Essentially, Matt uses the GravityFit TPro to train a simple movement pattern that, once mastered, all but eliminate the typical problems normally associated with chipping and pitching.

“When (golfers) learn to turn using their thoracic spine and keep their arms in front of their body, it has a dramatic effect on how they deliver the club to the ball,” Matt says. “They are now able to maintain width or radius on either side of the ball, shallow out the club, and engage the bounce (sole) of the wedge to interact with the turf effectively, which is a key trait of all excellent wedge players. Doing this greatly increases their margin for error from a strike perspective and produces a far more consistent outcome in terms of loft, trajectory and distance control.”

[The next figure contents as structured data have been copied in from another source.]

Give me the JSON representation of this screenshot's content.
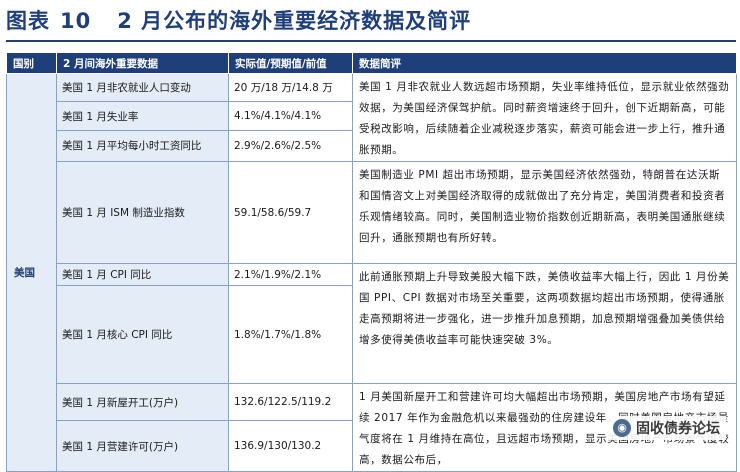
{
  "figure": {
    "label": "图表",
    "number": "10",
    "title": "2 月公布的海外重要经济数据及简评"
  },
  "table": {
    "headers": [
      "国别",
      "2 月间海外重要数据",
      "实际值/预期值/前值",
      "数据简评"
    ],
    "country": "美国",
    "rows": [
      {
        "indicator": "美国 1 月非农就业人口变动",
        "value": "20 万/18 万/14.8 万"
      },
      {
        "indicator": "美国 1 月失业率",
        "value": "4.1%/4.1%/4.1%"
      },
      {
        "indicator": "美国 1 月平均每小时工资同比",
        "value": "2.9%/2.6%/2.5%"
      },
      {
        "indicator": "美国 1 月 ISM 制造业指数",
        "value": "59.1/58.6/59.7"
      },
      {
        "indicator": "美国 1 月 CPI 同比",
        "value": "2.1%/1.9%/2.1%"
      },
      {
        "indicator": "美国 1 月核心 CPI 同比",
        "value": "1.8%/1.7%/1.8%"
      },
      {
        "indicator": "美国 1 月新屋开工(万户)",
        "value": "132.6/122.5/119.2"
      },
      {
        "indicator": "美国 1 月营建许可(万户)",
        "value": "136.9/130/130.2"
      }
    ],
    "comments": [
      "美国 1 月非农就业人数远超市场预期，失业率维持低位，显示就业依然强劲效据，为美国经济保驾护航。同时薪资增速终于回升，创下近期新高，可能受税改影响，后续随着企业减税逐步落实，薪资可能会进一步上行，推升通胀预期。",
      "美国制造业 PMI 超出市场预期，显示美国经济依然强劲，特朗普在达沃斯和国情咨文上对美国经济取得的成就做出了充分肯定，美国消费者和投资者乐观情绪较高。同时，美国制造业物价指数创近期新高，表明美国通胀继续回升，通胀预期也有所好转。",
      "此前通胀预期上升导致美股大幅下跌，美债收益率大幅上行，因此 1 月份美国 PPI、CPI 数据对市场至关重要，这两项数据均超出市场预期，使得通胀走高预期将进一步强化，进一步推升加息预期，加息预期增强叠加美债供给增多使得美债收益率可能快速突破 3%。",
      "1 月美国新屋开工和营建许可均大幅超出市场预期，美国房地产市场有望延续 2017 年作为金融危机以来最强劲的住房建设年，同时美国房地产市场景气度将在 1 月维持在高位，且远超市场预期，显示美国房地产市场景气度较高，数据公布后，"
    ]
  },
  "watermark": {
    "text": "固收债券论坛",
    "icon": "wechat-logo"
  }
}
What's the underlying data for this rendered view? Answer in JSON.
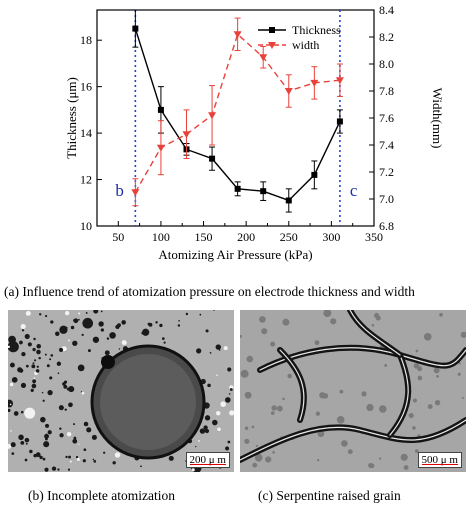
{
  "chart_data": {
    "type": "line",
    "xlabel": "Atomizing Air Pressure (kPa)",
    "ylabel_left": "Thickness (μm)",
    "ylabel_right": "Width(mm)",
    "x_ticks": [
      "50",
      "100",
      "150",
      "200",
      "250",
      "300",
      "350"
    ],
    "y_left_ticks": [
      "10",
      "12",
      "14",
      "16",
      "18"
    ],
    "y_right_ticks": [
      "6.8",
      "7.0",
      "7.2",
      "7.4",
      "7.6",
      "7.8",
      "8.0",
      "8.2",
      "8.4"
    ],
    "xlim": [
      25,
      350
    ],
    "ylim_left": [
      10,
      19.3
    ],
    "ylim_right": [
      6.8,
      8.4
    ],
    "legend_position": "top-right",
    "series": [
      {
        "name": "Thickness",
        "axis": "left",
        "color": "#000000",
        "marker": "square",
        "line": "solid",
        "x": [
          70,
          100,
          130,
          160,
          190,
          220,
          250,
          280,
          310
        ],
        "y": [
          18.5,
          15.0,
          13.3,
          12.9,
          11.6,
          11.5,
          11.1,
          12.2,
          14.5
        ],
        "err": [
          0.8,
          1.0,
          0.25,
          0.5,
          0.3,
          0.4,
          0.5,
          0.6,
          0.5
        ]
      },
      {
        "name": "width",
        "axis": "right",
        "color": "#e8423a",
        "marker": "triangle-down",
        "line": "dashed",
        "x": [
          70,
          100,
          130,
          160,
          190,
          220,
          250,
          280,
          310
        ],
        "y": [
          7.05,
          7.38,
          7.48,
          7.62,
          8.22,
          8.05,
          7.8,
          7.86,
          7.88
        ],
        "err": [
          0.1,
          0.2,
          0.18,
          0.22,
          0.12,
          0.08,
          0.12,
          0.12,
          0.12
        ]
      }
    ],
    "annotations": [
      {
        "text": "b",
        "x": 70
      },
      {
        "text": "c",
        "x": 310
      }
    ]
  },
  "captions": {
    "a": "(a)  Influence trend of atomization pressure on electrode thickness and width",
    "b": "(b)   Incomplete atomization",
    "c": "(c) Serpentine raised grain"
  },
  "scale_bars": {
    "b": "200 μ m",
    "c": "500 μ m"
  }
}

Here is Matt’s 5-step process that you can follow with the TPro:

  1. Push handles out in front of your body, keeping slight bend in elbow.
  2. Stretch tall. Feel the green spikes in your middle/upper back and your shoulder blades on the paddles.
  3. Hinge forward into posture for pitching or chipping (the shorter the shot, narrower the stance.).
  4. Slowly turn chest into backswing, keep arms out in front of body, and maintain pressure on the spikes and paddles.
  5. Turn through to finish position using normal tempo, maintaining same pressure on the TPro and keeping arms in front of your body.

In summary, using the TPro and Matt’s drill can help you train a simple movement pattern that can give you far more control over the strike, trajectory and distance of your chips and pitches.